As she’s planning all this out in her head, Anna realizes that she’s probably going to look pretty ridiculous doing it; but she doesn’t really care–that’s why the museum gave each of the students in this program their own “studio.” And, anyway, she knows her friends wouldn’t laugh. Actually, she can’t wait to finish this sound piece (and maybe the star-dots, too) so she can call up a chat window and have her two co-creators come down the hall to see what she’s got so far. Their movie is going to be so awesome–she just knows it!

Interface critique – the Vtech Rhyme & Discover Book

VTech Rhyme & Discover Book cover

Created for:

  • Digital Media Design for Learning (DMDL) degree; Interaction Design for Learning course (Fall 2013).

Project length:

  • Short (one week, design document).

Team:

  • Matt McGowan (solo project/assignment).

This toy describes itself as an “interactive baby book,” and is meant for kids from 6 months to 3 years (though my daughter lost any real interest after age 2). In general, it’s got some interesting features, but I ended up hiding it away from my kids because, ultimately, I think, it fails in its professed purpose as a “book.”

The good

Affordances – decent

  • Its sturdy but flexible-enough construction allows for easy, natural, even slightly enjoyable page-turning.
  • The animal buttons on the sides of the pages are very easy to discover and use. They invite attention more than well enough and are solidly pushable. The “sliding” buttons on the interior pages also provide relatively easy discovery and use.
  • It succeeds in looking and feeling both like a book and like a toy.

Function and feedback – highly effective (unfortunately…)

  • Auditory and visual feedback are both highly responsive and engaging.

The bad

Mapping – the toy’s true undoing

  • The main culprits are the animal buttons on the sides of each page–which are, in short, a feature that serve as such a terrible distraction that it made me conclude that the toy is actually bad for kids. There is very little rhyme or reason to exactly what these buttons will do in any given situation–either say something about the animal or start the singing of a song on one of the facing pages (but which one?). These smiling animal faces flash during any and all actions and are simply too big to ignore. Given their size, it can even be difficult (for adults, let alone children) to turn the pages without grabbing/pressing them.

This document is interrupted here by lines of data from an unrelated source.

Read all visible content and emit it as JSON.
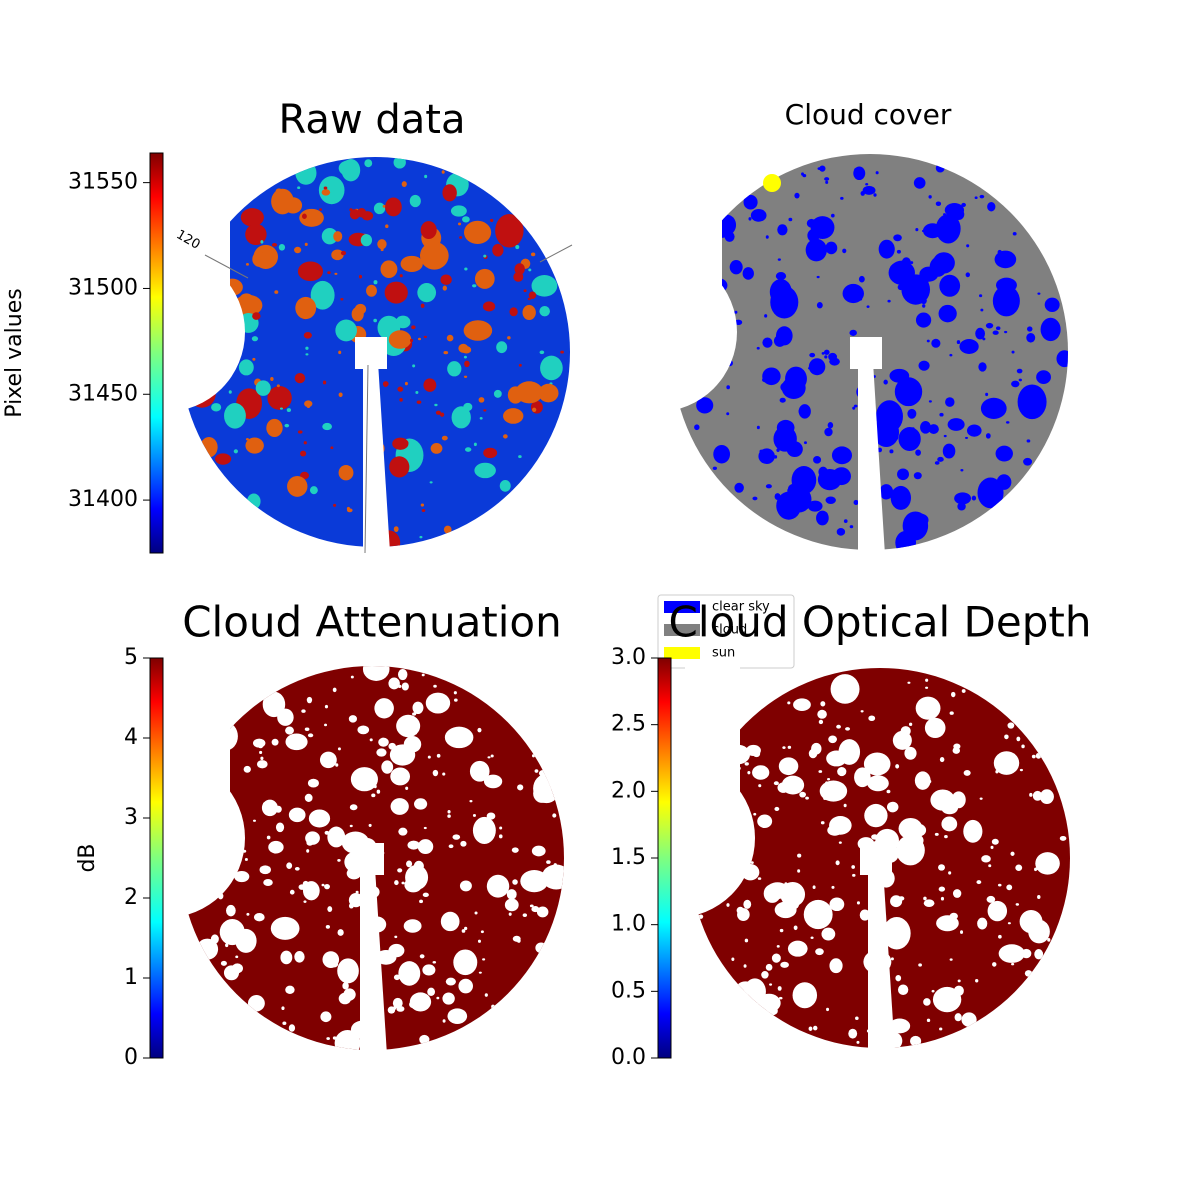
{
  "chart_data": [
    {
      "type": "image",
      "title": "Raw data",
      "colorbar_label": "Pixel values",
      "ylim": [
        31375,
        31564
      ],
      "yticks": [
        31400,
        31450,
        31500,
        31550
      ],
      "annotations": [
        "120"
      ],
      "colormap": "jet"
    },
    {
      "type": "image",
      "title": "Cloud cover",
      "legend": [
        {
          "label": "clear sky",
          "color": "#0000ff"
        },
        {
          "label": "cloud",
          "color": "#808080"
        },
        {
          "label": "sun",
          "color": "#ffff00"
        }
      ]
    },
    {
      "type": "image",
      "title": "Cloud Attenuation",
      "colorbar_label": "dB",
      "ylim": [
        0,
        5
      ],
      "yticks": [
        0,
        1,
        2,
        3,
        4,
        5
      ],
      "colormap": "jet"
    },
    {
      "type": "image",
      "title": "Cloud Optical Depth",
      "ylim": [
        0,
        3
      ],
      "yticks": [
        {
          "value": 0,
          "label": "0.0"
        },
        {
          "value": 0.5,
          "label": "0.5"
        },
        {
          "value": 1,
          "label": "1.0"
        },
        {
          "value": 1.5,
          "label": "1.5"
        },
        {
          "value": 2,
          "label": "2.0"
        },
        {
          "value": 2.5,
          "label": "2.5"
        },
        {
          "value": 3,
          "label": "3.0"
        }
      ],
      "colormap": "jet"
    }
  ]
}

Function and feedback–conspiring to distract

  • The on-page slider buttons and the center (“binding”) musical note button also serve as distractions and are far from obvious as to their function. The pressing of any button anywhere on the device stops the current action (such as the singing of a song, which is meant to be done in conjunction with the words on the page) and begins a new one. “Reading” this book with my kids, I think I was able to get through just one song in its entirety about ten percent of the time.